Bleh...and NASA's main researcher on ACRIM satellite data, Wilson, alongside some other scientists have shown that this is nothing more than a lie...
The activity of the Sun and the TSI had been increasing, according to Wilson's research which was for 24 years, from 1978 until 2002 shows that TSI had been increasing by about 0.04-0.05% per decade, and previous research shows that the increase had been ongoing for over 100-150 years...

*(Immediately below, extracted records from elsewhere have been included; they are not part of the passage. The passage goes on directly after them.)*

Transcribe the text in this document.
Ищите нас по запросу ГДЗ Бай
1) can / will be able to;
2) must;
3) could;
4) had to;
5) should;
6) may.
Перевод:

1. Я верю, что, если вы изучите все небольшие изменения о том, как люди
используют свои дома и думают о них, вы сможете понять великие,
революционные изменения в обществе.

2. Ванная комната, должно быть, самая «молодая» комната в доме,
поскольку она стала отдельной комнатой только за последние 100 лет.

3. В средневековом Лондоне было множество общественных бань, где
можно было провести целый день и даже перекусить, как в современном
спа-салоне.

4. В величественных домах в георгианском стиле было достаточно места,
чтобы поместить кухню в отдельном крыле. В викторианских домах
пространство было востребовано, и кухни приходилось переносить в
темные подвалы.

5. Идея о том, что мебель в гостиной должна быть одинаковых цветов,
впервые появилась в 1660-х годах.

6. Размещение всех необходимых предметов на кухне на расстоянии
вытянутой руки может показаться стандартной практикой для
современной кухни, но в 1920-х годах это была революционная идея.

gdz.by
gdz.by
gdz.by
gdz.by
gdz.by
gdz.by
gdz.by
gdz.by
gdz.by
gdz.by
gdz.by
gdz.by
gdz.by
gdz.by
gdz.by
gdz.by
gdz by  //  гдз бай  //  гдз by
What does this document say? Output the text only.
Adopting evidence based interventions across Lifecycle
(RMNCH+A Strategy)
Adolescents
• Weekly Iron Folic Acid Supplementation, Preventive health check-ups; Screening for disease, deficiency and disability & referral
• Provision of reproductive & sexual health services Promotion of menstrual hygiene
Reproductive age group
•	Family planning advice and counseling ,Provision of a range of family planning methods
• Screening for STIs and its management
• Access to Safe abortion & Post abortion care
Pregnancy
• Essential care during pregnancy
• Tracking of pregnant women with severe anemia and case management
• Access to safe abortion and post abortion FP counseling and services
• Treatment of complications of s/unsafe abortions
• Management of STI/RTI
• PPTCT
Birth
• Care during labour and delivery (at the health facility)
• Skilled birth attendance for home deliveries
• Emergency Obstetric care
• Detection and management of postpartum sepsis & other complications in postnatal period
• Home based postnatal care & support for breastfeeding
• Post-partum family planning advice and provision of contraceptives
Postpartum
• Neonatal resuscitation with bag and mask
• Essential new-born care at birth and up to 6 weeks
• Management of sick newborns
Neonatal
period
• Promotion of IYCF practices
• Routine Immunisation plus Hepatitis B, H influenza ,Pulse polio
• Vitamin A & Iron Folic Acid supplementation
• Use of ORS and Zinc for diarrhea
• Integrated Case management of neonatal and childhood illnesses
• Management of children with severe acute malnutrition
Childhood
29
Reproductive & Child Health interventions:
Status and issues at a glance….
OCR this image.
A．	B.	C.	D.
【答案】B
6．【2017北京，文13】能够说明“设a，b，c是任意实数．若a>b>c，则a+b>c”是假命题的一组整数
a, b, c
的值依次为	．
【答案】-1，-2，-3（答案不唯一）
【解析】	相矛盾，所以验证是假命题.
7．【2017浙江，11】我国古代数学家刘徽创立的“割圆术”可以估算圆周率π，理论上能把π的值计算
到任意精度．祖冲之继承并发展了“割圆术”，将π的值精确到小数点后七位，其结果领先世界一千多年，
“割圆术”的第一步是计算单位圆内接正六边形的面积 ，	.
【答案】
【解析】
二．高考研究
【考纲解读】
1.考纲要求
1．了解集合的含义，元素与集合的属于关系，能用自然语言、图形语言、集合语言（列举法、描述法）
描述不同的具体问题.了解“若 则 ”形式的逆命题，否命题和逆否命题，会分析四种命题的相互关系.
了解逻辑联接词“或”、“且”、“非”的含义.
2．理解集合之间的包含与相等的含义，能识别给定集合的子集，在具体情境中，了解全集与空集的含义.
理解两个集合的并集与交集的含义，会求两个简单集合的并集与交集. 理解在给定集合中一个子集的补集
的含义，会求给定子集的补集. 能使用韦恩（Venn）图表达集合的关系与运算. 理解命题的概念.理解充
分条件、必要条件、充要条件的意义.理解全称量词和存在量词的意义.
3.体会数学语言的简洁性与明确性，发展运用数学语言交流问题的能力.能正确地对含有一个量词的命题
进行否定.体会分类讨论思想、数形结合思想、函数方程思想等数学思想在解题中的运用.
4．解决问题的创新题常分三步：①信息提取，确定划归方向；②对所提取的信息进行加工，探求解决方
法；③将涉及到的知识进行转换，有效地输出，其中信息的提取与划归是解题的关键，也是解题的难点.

Give it up already with the lies...
their data is a composite of various different satellite data, another study which used the same data, Frolich & Lean (1998, 2004; Frolich, 2006), finds no trend in the minima. They each use different methods of 'sewing' the data from the different satellites together. So, which is correct? If you check the greenwich sunspot comparison on the same page as their TSI data (bottom figure), then we can start to see which is likely correct.
www.giss.nasa.gov...
The only way to know is to compare to other data...which also show no significant upward trend over the last few decades, and actually show a downward trend. Lockwood & Frolich contains more than just the direct TSI data, but also other measures which cross-validate. Thus, the sunspot data shows a similar downward trend (peak is approximately 1985, 5 yr divisions):
So does the solar flux data (same idea, peak at 1985'ish, 5 yr divisions):
Other measures show exactly the same thing, a downward trend in solar activity.